Ten pomysł nie jest nowy, już jakieś 2 lata temu był podobny pomysł by to na gentoo.pl zrobić, ale na pomyśle się skończyło  :Smile: 

----------

## rane

Heh, pamiętam jak gooroo jakiś czas temu pytał co by tu jeszcze postawić na gentoo.pl żeby było popularniejsze. Ten pomysł pewnie mu się spodoba...  :Smile: 

----------

## AcidWeb

Ktoś ruszył temat? Czy pomysł zmarł...

----------

## yoshi314

ja moge ruszyc ale nie wiem do kogo mam sie zwrocic. :/

----------

## AcidWeb

 *yoshi314 wrote:*   

> ja moge ruszyc ale nie wiem do kogo mam sie zwrocic. :/

 

 *rane wrote:*   

> Pogadajcie z obsługą gentoo.pl, gaber i gooroo mają trochę komputerów na zbyciu i zapewne mogą wam sklikać takie coś jeśli będą mieli dobry humor i usłyszą rozsądne argumenty. Ich poczta: @gentoo.pl.

 

----------

## yoshi314

mialem raczej na mysli kto sie bedzie opiekowac tym repozytorium? no ale napisze :]

sprobowac zawsze mozna

----------

## AcidWeb

 *yoshi314 wrote:*   

> mialem raczej na mysli kto sie bedzie opiekowac tym repozytorium? no ale napisze :]
> 
> sprobowac zawsze mozna

 

Noooo ja nieśmiale moge sie za to wziąść... Byle znalazla by sie 2 osoba zebt bylo razniej :]

----------

## yoshi314

nie wiem czy mail do nich dotarl, ale zaproponowalem zeby kazdy kto robi dobre (dzialajace) i wzglednie popularne ebuildy mial po prostu dostep ftp do swojej sekcji w nieficjalnym rsync. moze tak byloby najlepiej ?

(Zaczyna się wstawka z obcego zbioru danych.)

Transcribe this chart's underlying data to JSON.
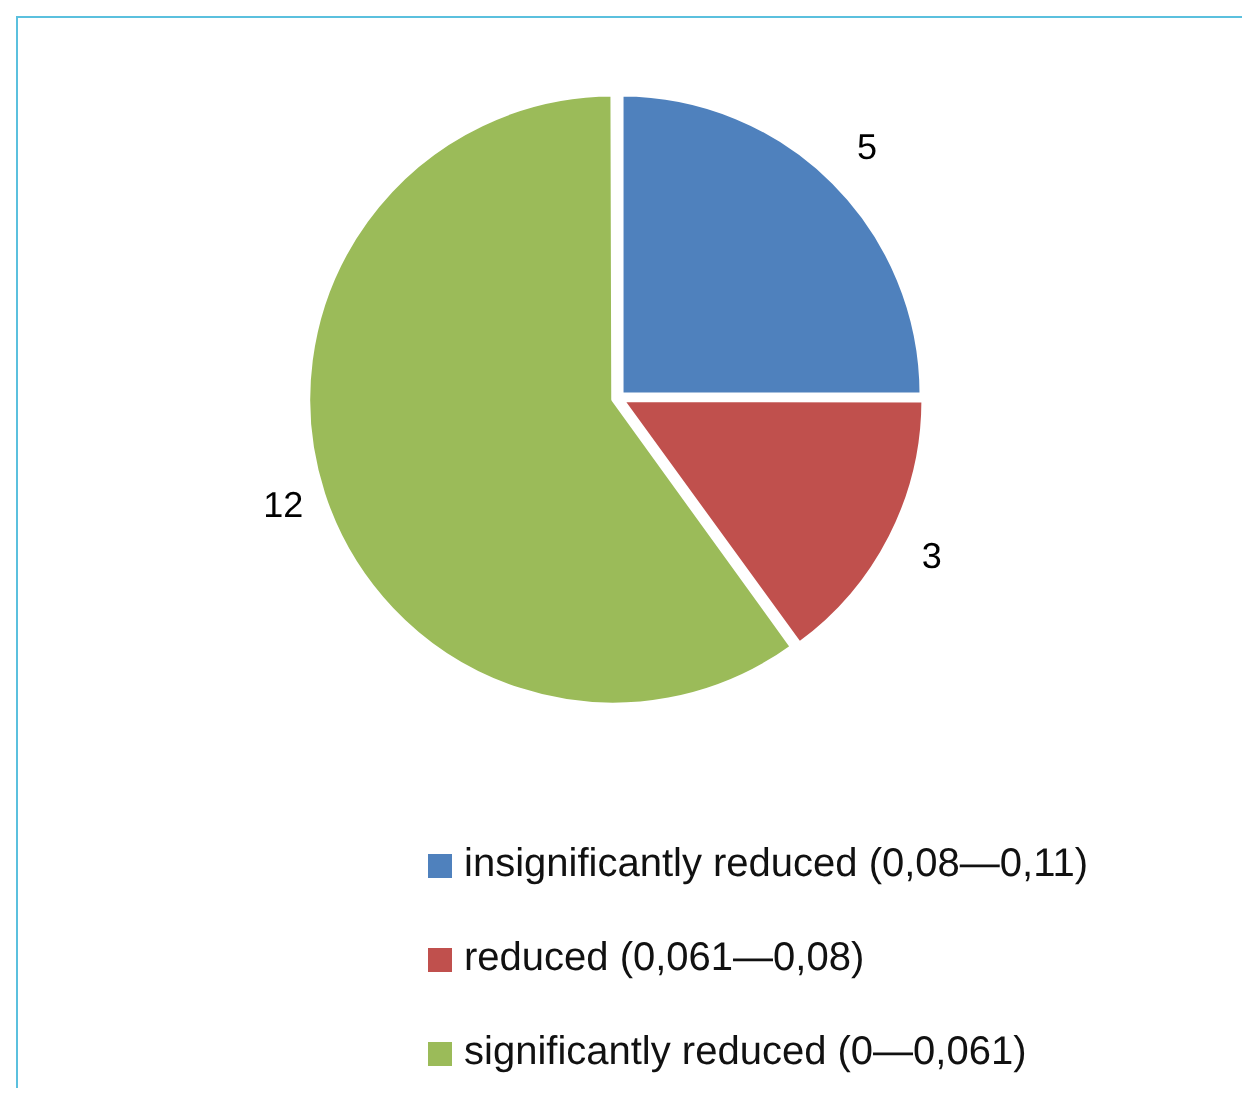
{
  "chart_data": {
    "type": "pie",
    "categories": [
      "insignificantly reduced (0,08—0,11)",
      "reduced (0,061—0,08)",
      "significantly reduced (0—0,061)"
    ],
    "values": [
      5,
      3,
      12
    ],
    "colors": [
      "#4f81bd",
      "#c0504d",
      "#9bbb59"
    ],
    "data_labels": true,
    "legend": "bottom"
  }
}
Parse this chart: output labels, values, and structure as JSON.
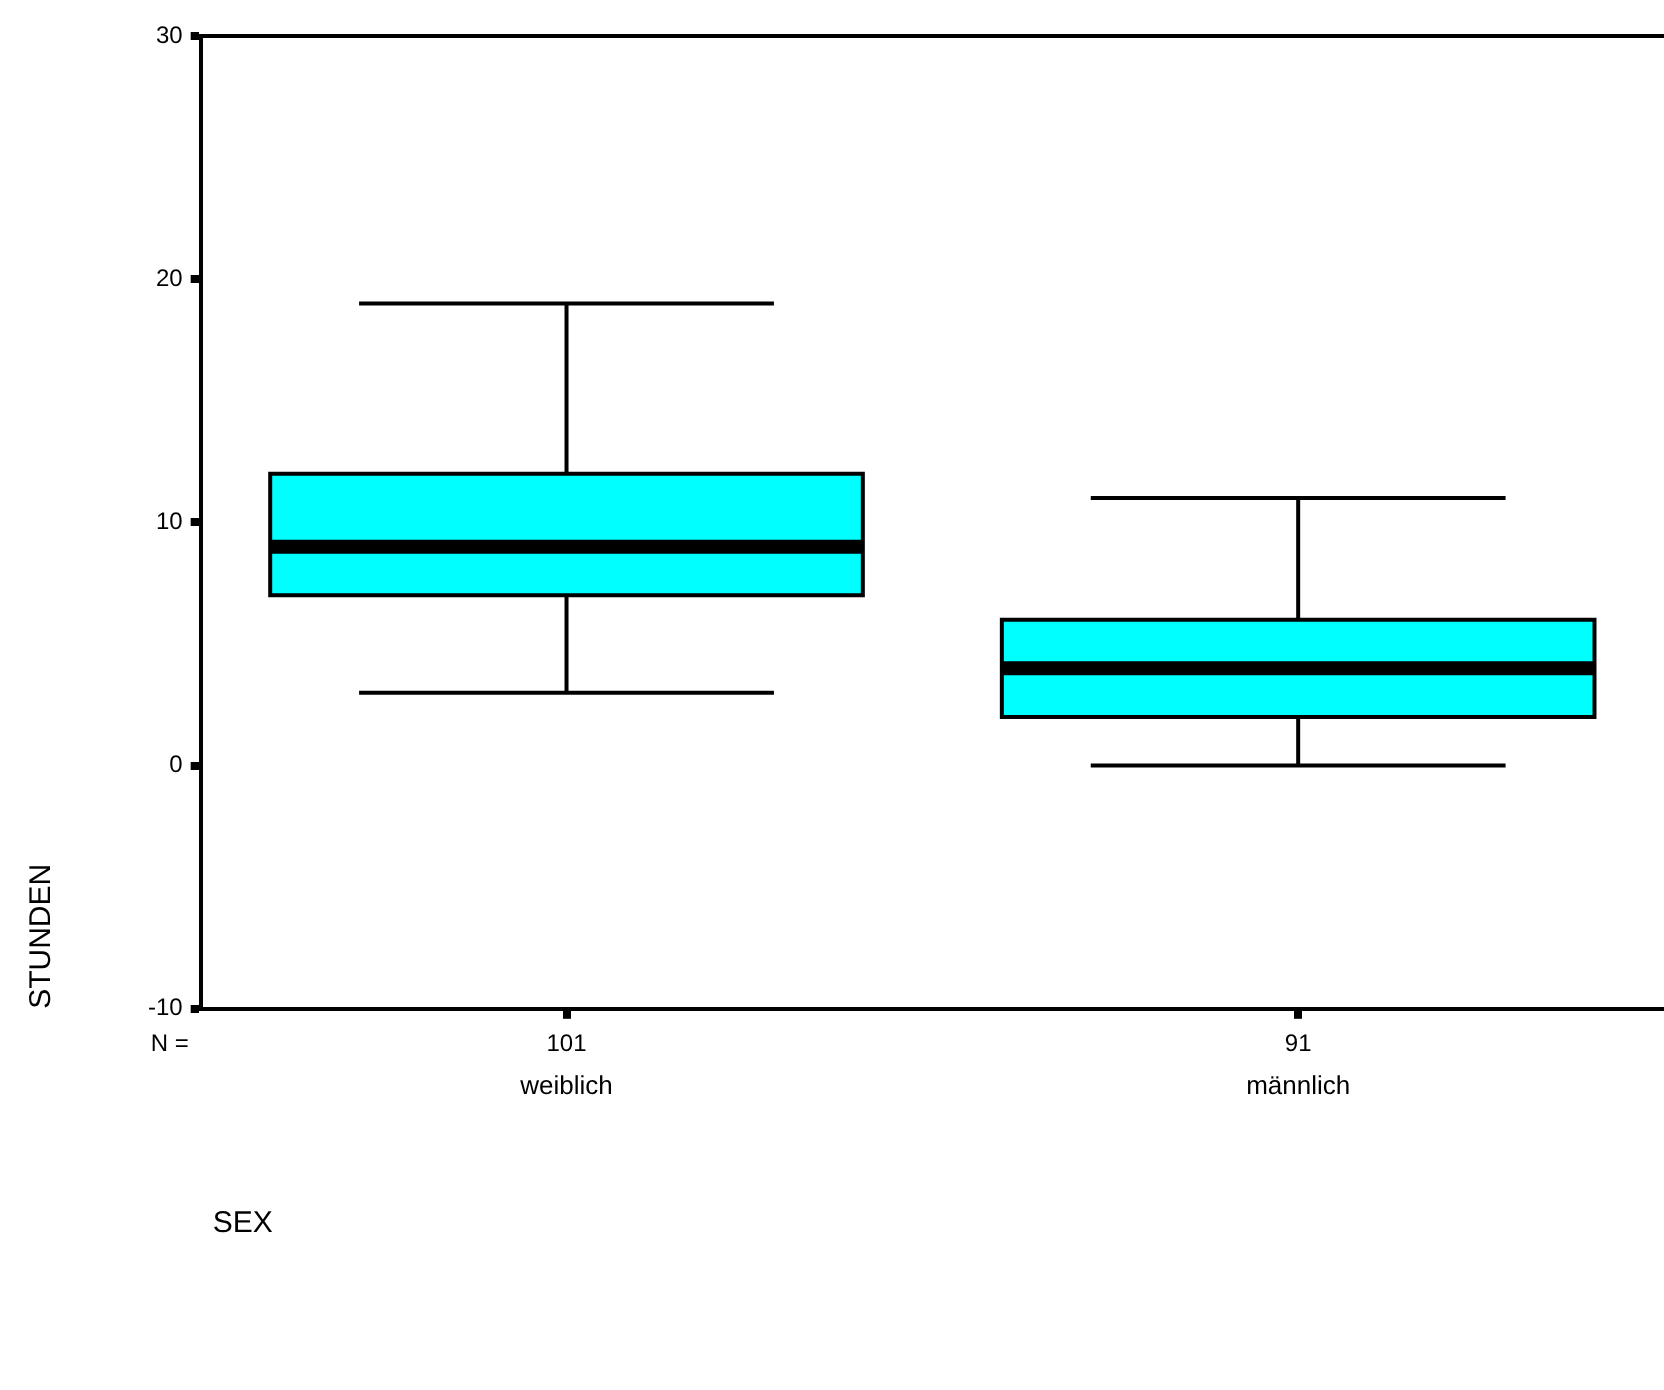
{
  "chart_data": {
    "type": "box",
    "categories": [
      "weiblich",
      "männlich"
    ],
    "boxes": [
      {
        "low": 3,
        "q1": 7,
        "median": 9,
        "q3": 12,
        "high": 19
      },
      {
        "low": 0,
        "q1": 2,
        "median": 4,
        "q3": 6,
        "high": 11
      }
    ],
    "color": "#00ffff",
    "ylabel": "STUNDEN",
    "ylim": [
      -10,
      30
    ],
    "yticks": [
      -10,
      0,
      10,
      20,
      30
    ],
    "annotations": [
      "N =",
      "101",
      "91",
      "SEX"
    ],
    "grid": false,
    "legend": false
  }
}
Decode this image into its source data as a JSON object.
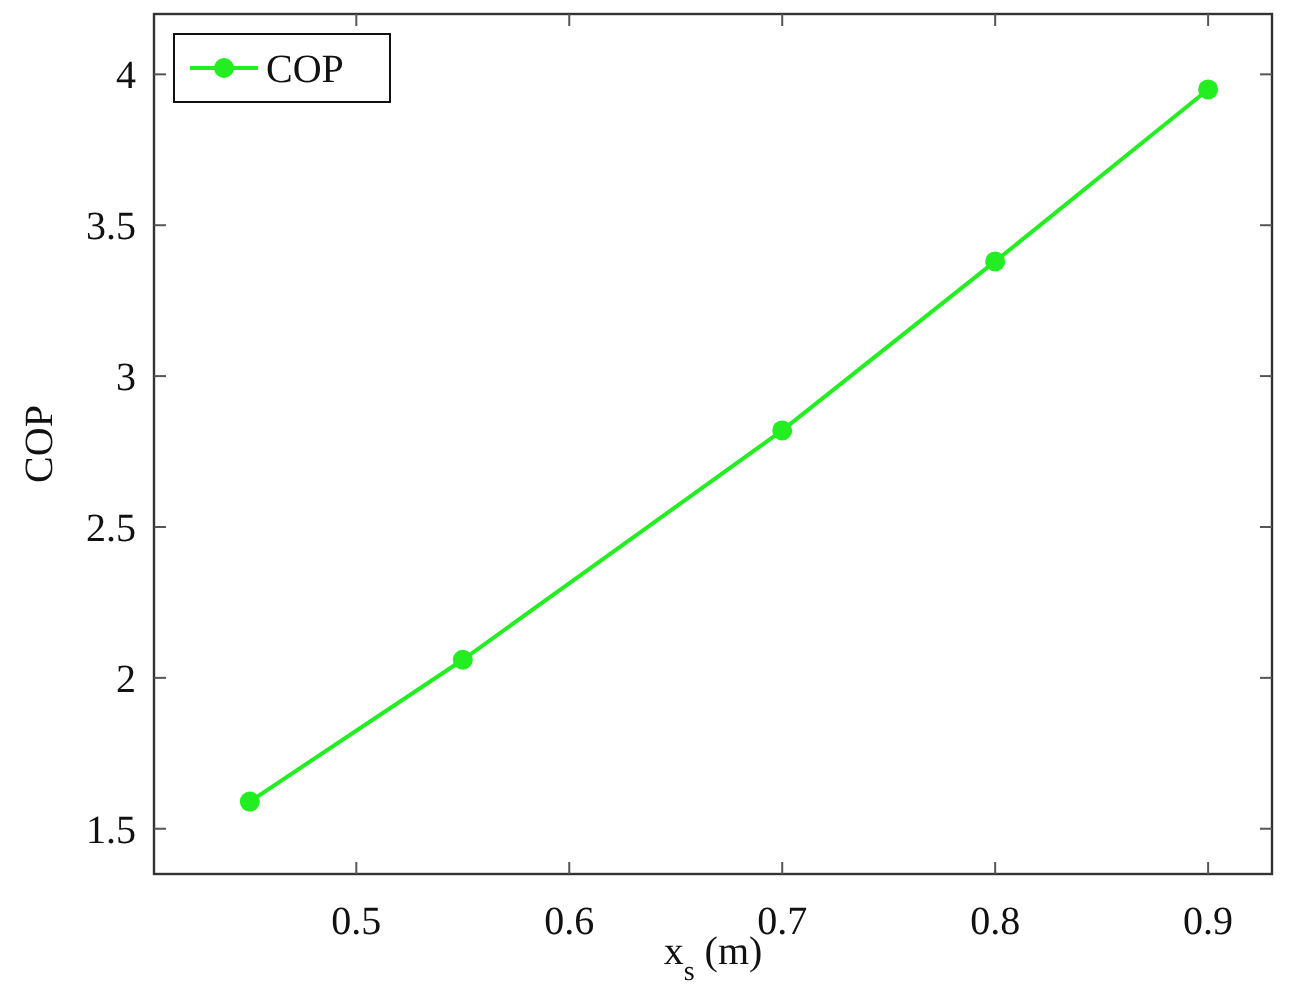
{
  "chart_data": {
    "type": "line",
    "xlabel": "x$_{s}$ (m)",
    "ylabel": "COP",
    "x": [
      0.45,
      0.55,
      0.7,
      0.8,
      0.9
    ],
    "series": [
      {
        "name": "COP",
        "color": "#22ee22",
        "values": [
          1.59,
          2.06,
          2.82,
          3.38,
          3.95
        ]
      }
    ],
    "xlim": [
      0.405,
      0.93
    ],
    "xticks": [
      0.5,
      0.6,
      0.7,
      0.8,
      0.9
    ],
    "ylim": [
      1.35,
      4.2
    ],
    "yticks": [
      1.5,
      2,
      2.5,
      3,
      3.5,
      4
    ],
    "grid": false,
    "legend": "top left",
    "marker": "circle",
    "line_style": "solid"
  }
}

no ale sam nie wiem. mam nadzieje ze mail dotarl.

----------

## AcidWeb

 *yoshi314 wrote:*   

> nie wiem czy mail do nich dotarl, ale zaproponowalem zeby kazdy kto robi dobre (dzialajace) i wzglednie popularne ebuildy mial po prostu dostep ftp do swojej sekcji w nieficjalnym rsync. moze tak byloby najlepiej ?
> 
> no ale sam nie wiem. mam nadzieje ze mail dotarl.

 

Według mnie to było by dobre gdyby było dużo ebuildów. 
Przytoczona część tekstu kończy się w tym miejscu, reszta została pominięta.